Bitcoin tops US$8,000 as 2019 run continues
Bitcoin rallied past US$8,000, extending its longest winning streak since 2013 while giving fresh momentum to a cryptocurrency market that crashed only last year.
Just hours after leaping 25 per cent on Monday with no apparent explanation, the largest digital token added as much as 5.9 per cent on Tuesday. That helped push the crypto universe’s total market value to almost US$250 billion -- a level not seen since last August -- as tokens including XRP, Ethereum and Dash all advanced more than 4 per cent.
Speculation over what was behind the early-May surge runs from a possible squeeze on short positions to investor relief that recent hackings and scandals aren’t disrupting the broader market. Many crypto enthusiasts point to a long-standing claim -- that their assets have become a haven during market turbulence.

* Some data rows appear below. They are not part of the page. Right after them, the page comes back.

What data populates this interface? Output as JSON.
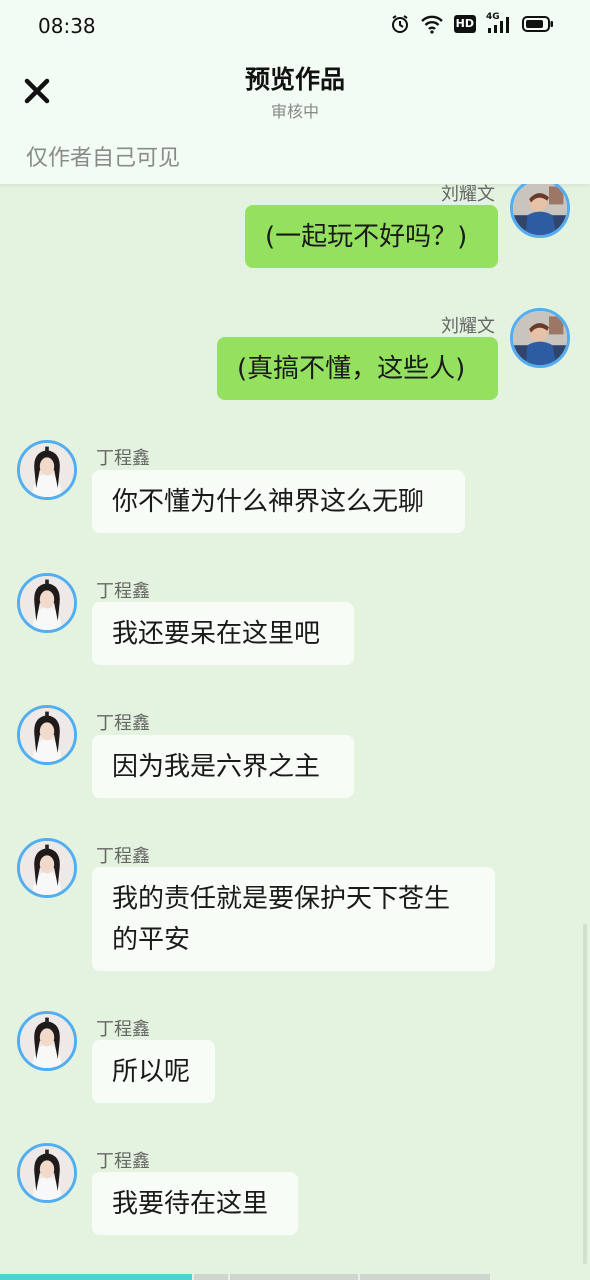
{
  "status_bar": {
    "time": "08:38",
    "icons": [
      "alarm-icon",
      "wifi-icon",
      "hd-icon",
      "signal-4g-icon",
      "battery-icon"
    ],
    "network_label": "4G",
    "hd_label": "HD"
  },
  "header": {
    "close_icon": "close-icon",
    "title": "预览作品",
    "subtitle": "审核中",
    "visibility_note": "仅作者自己可见"
  },
  "colors": {
    "background": "#e4f3df",
    "header_bg": "#f2fcf2",
    "right_bubble": "#94e05f",
    "left_bubble": "#f7fdf6",
    "avatar_border": "#52aef0",
    "progress_accent": "#4fd0d3"
  },
  "messages": [
    {
      "side": "right",
      "name": "刘耀文",
      "text": "(一起玩不好吗？)"
    },
    {
      "side": "right",
      "name": "刘耀文",
      "text": "(真搞不懂，这些人)"
    },
    {
      "side": "left",
      "name": "丁程鑫",
      "text": "你不懂为什么神界这么无聊"
    },
    {
      "side": "left",
      "name": "丁程鑫",
      "text": "我还要呆在这里吧"
    },
    {
      "side": "left",
      "name": "丁程鑫",
      "text": "因为我是六界之主"
    },
    {
      "side": "left",
      "name": "丁程鑫",
      "text": "我的责任就是要保护天下苍生的平安"
    },
    {
      "side": "left",
      "name": "丁程鑫",
      "text": "所以呢"
    },
    {
      "side": "left",
      "name": "丁程鑫",
      "text": "我要待在这里"
    }
  ]
}
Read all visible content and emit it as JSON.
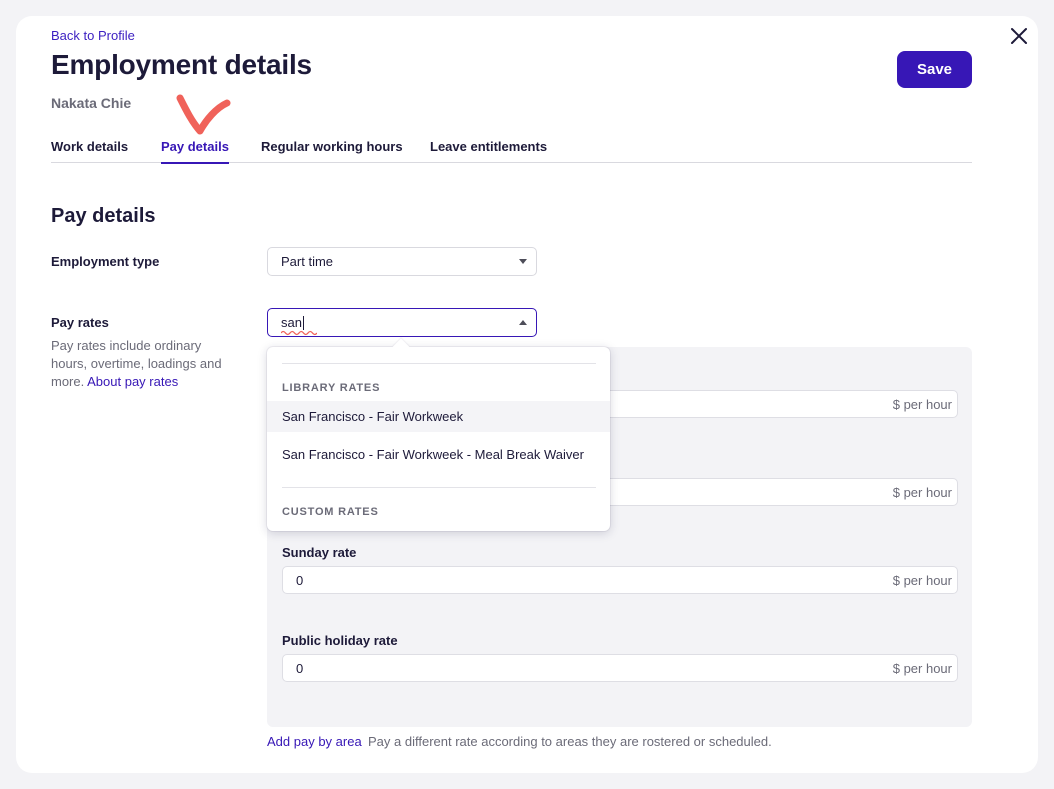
{
  "header": {
    "back_link": "Back to Profile",
    "title": "Employment details",
    "subtitle": "Nakata Chie",
    "save_label": "Save"
  },
  "tabs": [
    {
      "label": "Work details",
      "active": false
    },
    {
      "label": "Pay details",
      "active": true
    },
    {
      "label": "Regular working hours",
      "active": false
    },
    {
      "label": "Leave entitlements",
      "active": false
    }
  ],
  "pay_details": {
    "section_title": "Pay details",
    "employment_type": {
      "label": "Employment type",
      "value": "Part time"
    },
    "pay_rates": {
      "label": "Pay rates",
      "help": "Pay rates include ordinary hours, overtime, loadings and more.",
      "help_link": "About pay rates",
      "search_value": "san"
    },
    "rates": [
      {
        "label": "",
        "value": "",
        "suffix": "$ per hour"
      },
      {
        "label": "",
        "value": "",
        "suffix": "$ per hour"
      },
      {
        "label": "Sunday rate",
        "value": "0",
        "suffix": "$ per hour"
      },
      {
        "label": "Public holiday rate",
        "value": "0",
        "suffix": "$ per hour"
      }
    ],
    "footer": {
      "link": "Add pay by area",
      "text": "Pay a different rate according to areas they are rostered or scheduled."
    }
  },
  "dropdown": {
    "library_heading": "LIBRARY RATES",
    "library_items": [
      "San Francisco - Fair Workweek",
      "San Francisco - Fair Workweek - Meal Break Waiver"
    ],
    "custom_heading": "CUSTOM RATES"
  },
  "colors": {
    "accent": "#3717b6",
    "annotation": "#f0625a"
  }
}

“There’s been no shortage of explanations for the recent spike, some more ludicrous than others and none that are nearly significant enough to match the size of the leap we’ve seen,” Craig Erlam, senior market analyst at Oanda Corp. in London wrote in a note to investors.
Erlam said the rally, which has spilled over to many of the other 2,000-plus digital coins that trade, harks back to the frenzy that drove Bitcoin almost to US$20,000 in 2017 before it crashed to almost US$3,000 the following year.
“Maybe we’ve seen Bitcoin recapture some the previous FOMO behavior,” he said in emailed remarks to Bloomberg. “People see it rising and jump on for fear of missing out.”
Bitcoin was 3.4 per cent higher as of 10:01 a.m. in New York, paring its advance from as high as US$8,331.38, according to Bloomberg composite pricing. That added to Monday’s gain, which was its biggest one-day increase since 2014.
The Bloomberg Galaxy Crypto Index, which tracks a basket of the largest digital assets, added as much as 9.3 per cent before paring the gain to 6.8 per cent.
The crypto rally, like many earlier ones in the decade-old token market, defies simple analysis. Ownership is anonymous, pricing is not always unified through arbitrage, and reporting and regulation are almost non-existent -- though for the past year U.S. futures authorities have disclosed net positions on American platforms.
In late April, hedge funds and other investors were holding their biggest short position yet, Commodity Futures Trading Commission data showed.